Le ministère de l’Environnement et de la Transition écologique du Sénégal a franchi une nouvelle étape dans sa politique de protection de la biodiversité marine. Ce vendredi, le ministre Pr Daouda Ngom a officiellement réceptionné sept véhicules pick-up 4×4 destinés à renforcer les capacités de surveillance et de gestion des aires marines communautaires protégées dans les régions du Delta du Saloum et de la Casamance.

Cette remise s’inscrit dans le cadre du projet AMP-Mangroves, financé à hauteur de 10 millions d’euros par l’Agence Française de Développement (AFD), soit un peu plus de 6,5 milliards de francs CFA. L’objectif principal du programme est de concilier la préservation des écosystèmes côtiers et le développement socio-économique des communautés locales. La cérémonie de remise des clés, en présence des conservateurs des aires concernées, symbolise une volonté claire d’agir sur le terrain avec des moyens adaptés.

Au-delà de l’aspect logistique, ce projet englobe un ensemble d’initiatives structurantes visant à doter les acteurs locaux de compétences techniques et d’outils modernes pour la gestion durable des ressources naturelles. Le ministre a souligné que l’amélioration des conditions de vie des populations riveraines est indissociable des efforts de conservation. Réduire la pression sur les ressources passe notamment par la création d’activités génératrices de revenus en lien avec les écosystèmes locaux, comme l’écotourisme, l’aquaculture ou encore la valorisation des produits de la mangrove.

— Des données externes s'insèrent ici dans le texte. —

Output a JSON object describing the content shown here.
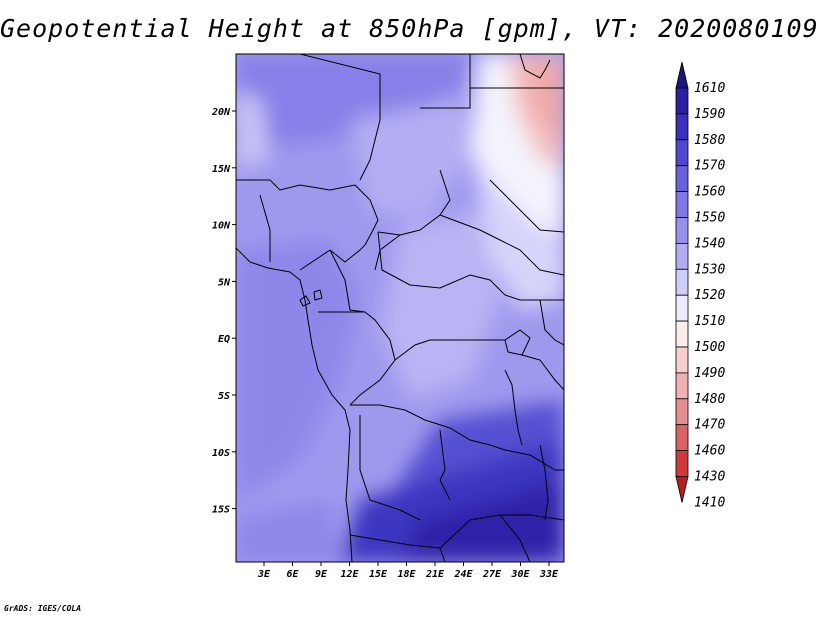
{
  "title": "Geopotential Height at 850hPa [gpm], VT: 2020080109",
  "credit": "GrADS: IGES/COLA",
  "lat_labels": [
    "20N",
    "15N",
    "10N",
    "5N",
    "EQ",
    "5S",
    "10S",
    "15S"
  ],
  "lon_labels": [
    "3E",
    "6E",
    "9E",
    "12E",
    "15E",
    "18E",
    "21E",
    "24E",
    "27E",
    "30E",
    "33E"
  ],
  "colorbar": {
    "labels": [
      "1610",
      "1590",
      "1580",
      "1570",
      "1560",
      "1550",
      "1540",
      "1530",
      "1520",
      "1510",
      "1500",
      "1490",
      "1480",
      "1470",
      "1460",
      "1430",
      "1410"
    ],
    "colors": [
      "#1c147e",
      "#2a20a0",
      "#3a30bc",
      "#5048cf",
      "#6a62dc",
      "#7f78e6",
      "#9891ee",
      "#b2adf3",
      "#cfcdf8",
      "#ebebfb",
      "#fdeaea",
      "#f8cfcf",
      "#f0b1b1",
      "#e68e8e",
      "#da6464",
      "#cd3a3a",
      "#b41e1e"
    ]
  }
}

L’intervention de l’AFD s’inscrit dans une stratégie de coopération renforcée autour des enjeux climatiques et environnementaux. Pour Mathieu Boche, responsable du Pôle ressources naturelles et transition écologique de l’agence, équiper les équipes locales est un impératif pour garantir une présence effective sur le terrain. Les moyens logistiques servent à organiser des patrouilles, renforcer la sensibilisation des populations et soutenir les efforts de reboisement, essentiels à la régénération des mangroves et à la résilience des zones côtières.

Ce partenariat entre la France et le Sénégal illustre un modèle de co-gestion environnementale fondé sur la concertation avec les comités locaux de gestion. Il répond également aux recommandations internationales en matière de gouvernance inclusive et durable des aires protégées, en écho aux engagements pris lors du dernier Sommet des Nations Unies sur les océans à Nice.

La réception de ces véhicules, bien que symbolique, marque donc un tournant opérationnel. Elle traduit l’ambition du Sénégal de faire de la protection de ses espaces marins une priorité stratégique et de construire, avec ses partenaires, un avenir durable pour les générations présentes et futures.